Viva apesar das perdas

César Vasconcelos de Souza

Cesar Vasconcellos de Souza

Saúde Mental e Você

O psiquiatra César Vasconcellos assina a coluna Saúde Mental e Você, publicada às quintas, dedicada a apresentar esclarecimentos sobre determinadas questões da saúde psíquica e sua relação no convívio entre outro indivíduos.

quinta-feira, 31 de janeiro de 2019

Uma perda dolorosa pode parecer como o fim da esperança para nós. É verdade que quando ocorre uma perda de alguém que amamos, o lugar daquela pessoa jamais será preenchido. A perda de um trabalho pode arrasar com um sonho nosso o qual não virá mais a se tornar realidade. Ou pelo menos como gostaríamos que ele ocorresse. O envelhecer de nosso corpo, com as perdas naturais ligadas a isto, diminui as forças físicas, e perdemos opções que não estarão disponíveis numa segunda chance provavelmente. 

Mudança é um fator básico em nossa vida. Temos que esvaziar um copo antes de podermos enchê-lo com algo. Nossa meta espiritual é nos tornarmos menos rígidos em nossas ligações ou relacionamentos e mais aceitadores do fluir da vida.
Quando olhamos bem nossas perdas e nos permitimos chorar e lamentar sobre elas, estamos dizendo um adeus a elas e deixando-as irem embora. O pesar ou o lamentar limpa nossa alma e nos liberta para auxiliar-nos a construir novos sonhos. A perda de um trabalho pode colocar-nos em uma posição de descoberta de possibilidades ainda não sonhadas. 

A perda de um amor pode curar-nos, e aprofundar nosso relacionamento com aquele que prefiro chamar de Deus Criador do Universo, e com nossos outros amigos. O outro lado do pesar pode ser liberdade, e o aprendizado que nos leva a ter muito mais novos sonhos em nossas vidas.
Não pare de sonhar se você perdeu um amor, um trabalho, um amigo. Não creia que somente com estas pessoas ou situações sua vida faria sentido, ou seus sonhos poderiam ser realizados. Alguns sim, outros não. E muito provavelmente novos sonhos surgirão e você poderá buscar vivê-los.

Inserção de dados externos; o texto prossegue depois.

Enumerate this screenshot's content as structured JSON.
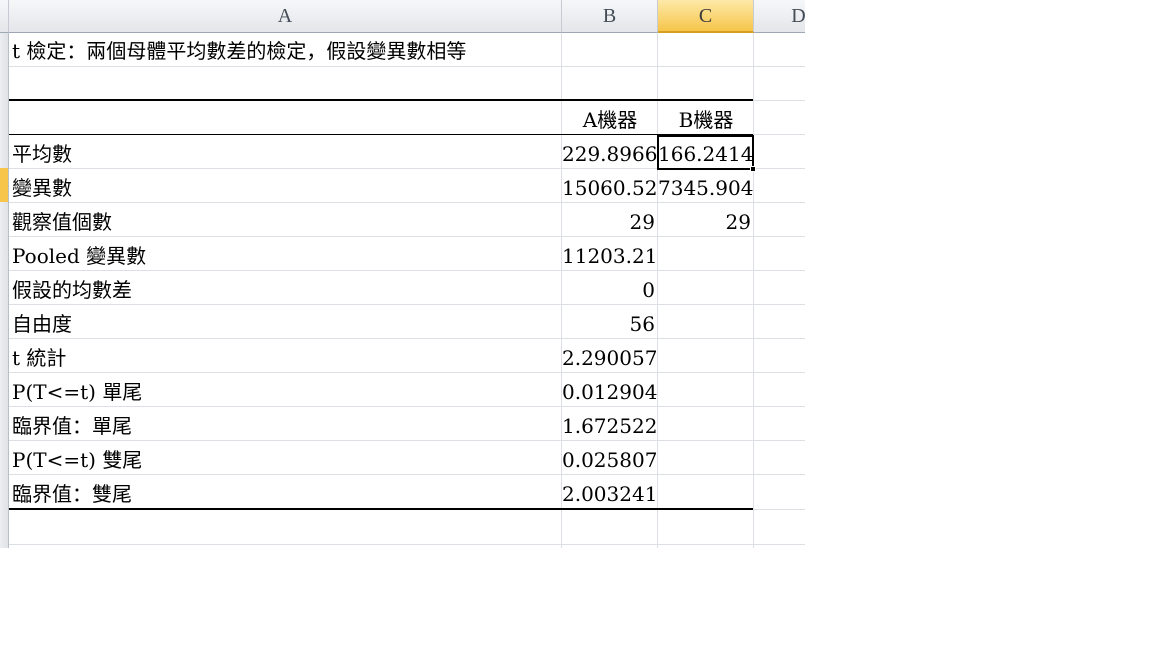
{
  "columns": [
    "A",
    "B",
    "C",
    "D"
  ],
  "selected_column": "C",
  "title": "t 檢定：兩個母體平均數差的檢定，假設變異數相等",
  "headers": {
    "b": "A機器",
    "c": "B機器"
  },
  "rows": [
    {
      "label": "平均數",
      "b": "229.8966",
      "c": "166.2414"
    },
    {
      "label": "變異數",
      "b": "15060.52",
      "c": "7345.904"
    },
    {
      "label": "觀察值個數",
      "b": "29",
      "c": "29"
    },
    {
      "label": "Pooled 變異數",
      "b": "11203.21",
      "c": ""
    },
    {
      "label": "假設的均數差",
      "b": "0",
      "c": ""
    },
    {
      "label": "自由度",
      "b": "56",
      "c": ""
    },
    {
      "label": "t 統計",
      "b": "2.290057",
      "c": ""
    },
    {
      "label": "P(T<=t) 單尾",
      "b": "0.012904",
      "c": ""
    },
    {
      "label": "臨界值：單尾",
      "b": "1.672522",
      "c": ""
    },
    {
      "label": "P(T<=t) 雙尾",
      "b": "0.025807",
      "c": ""
    },
    {
      "label": "臨界值：雙尾",
      "b": "2.003241",
      "c": ""
    }
  ],
  "active_cell": "C4",
  "colors": {
    "selected_header": "#f6c54a",
    "gridline": "#dcdfe3",
    "border": "#000000"
  }
}
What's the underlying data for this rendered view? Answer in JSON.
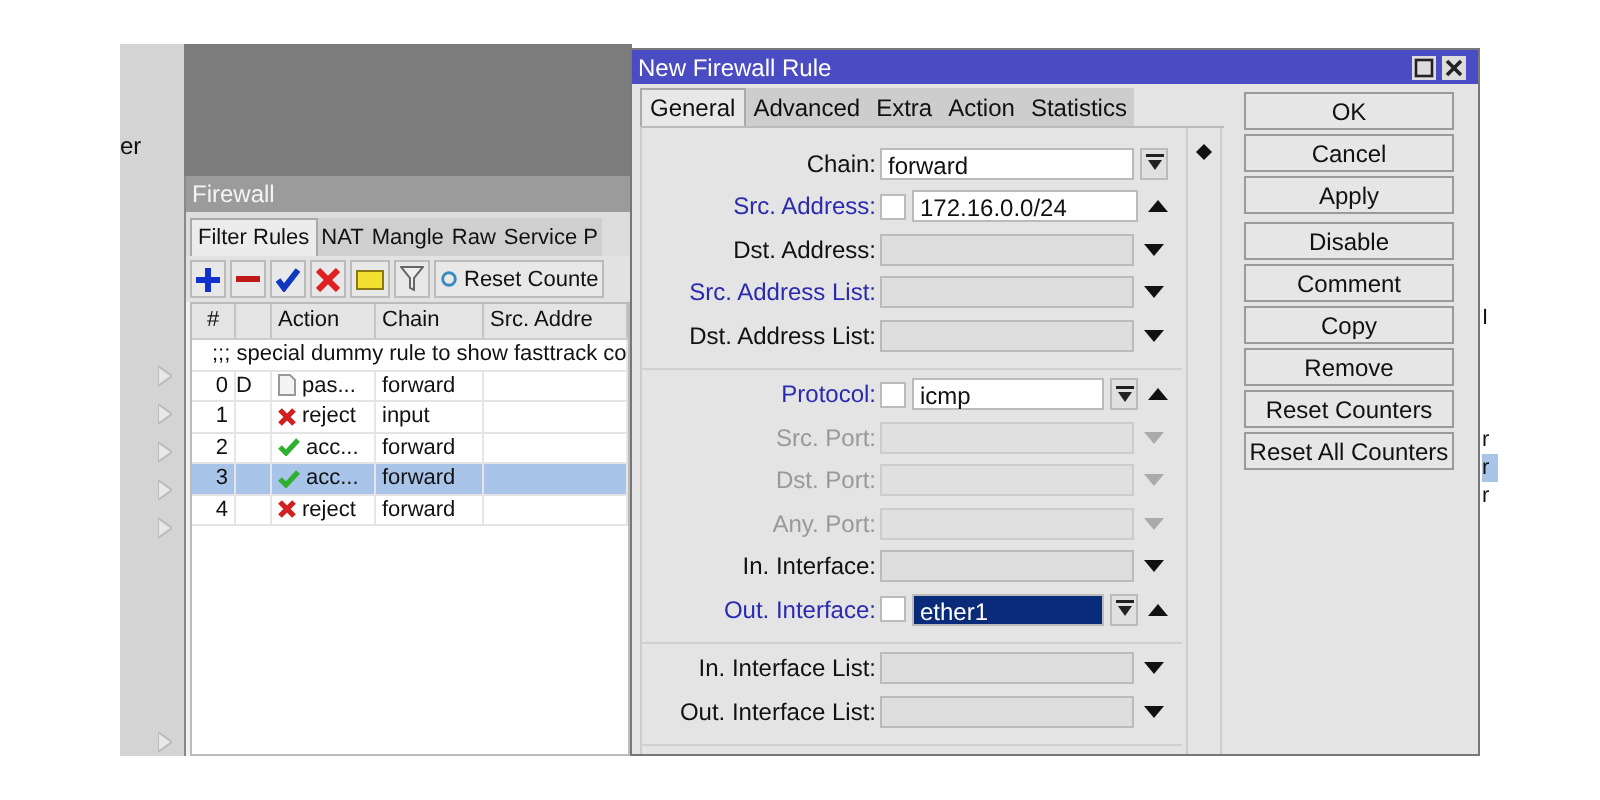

Aceitar as perdas, lamentando, chorando, deixando a tristeza atravessar você, recebendo apoio de pessoas que podem e sabem apoiar, receber seu colo, receber o colo divino, abrindo seu coração machucado no momento e com a pessoa certa, curará suas dores. E novos sonhos poderão surgir.
Você tem direito de ter novos sonhos, nova vida, novos recomeços, novo trabalho, novos relacionamentos que serão mais saudáveis, ou tão quanto foi aquele que existia e que terminou quem sabe pela morte.

Não deixe nas mãos de nenhuma outra pessoa humana as decisões sobre sua felicidade, bem estar, alívio das dores, ou eliminação delas. Você pode escolher e deve escolher seu caminho, seus sonhos, seus desejos, sua vida. 

Lembre-se que amar também significa fazer o que tem que ser feito, mesmo que doa em você e no próximo. Não deixe que outras pessoas destruam seus sonhos por causa de abusos (sexuais, afetivos etc.) infligidos sobre sua pessoa. Você tem o direito de ser feliz, de buscar sua felicidade. Tem o direito de mudar de pensamento, de errar e de ir em busca de uma vida melhor, com dignidade, respeito, sinceridade, paz, confiança, intimidade, afeto, comprometimento e amor.

(Editado da meditação 18 Agosto do livro “Touchstones – A book of daily Meditation for Men”, Hazelden, 1991, USA.)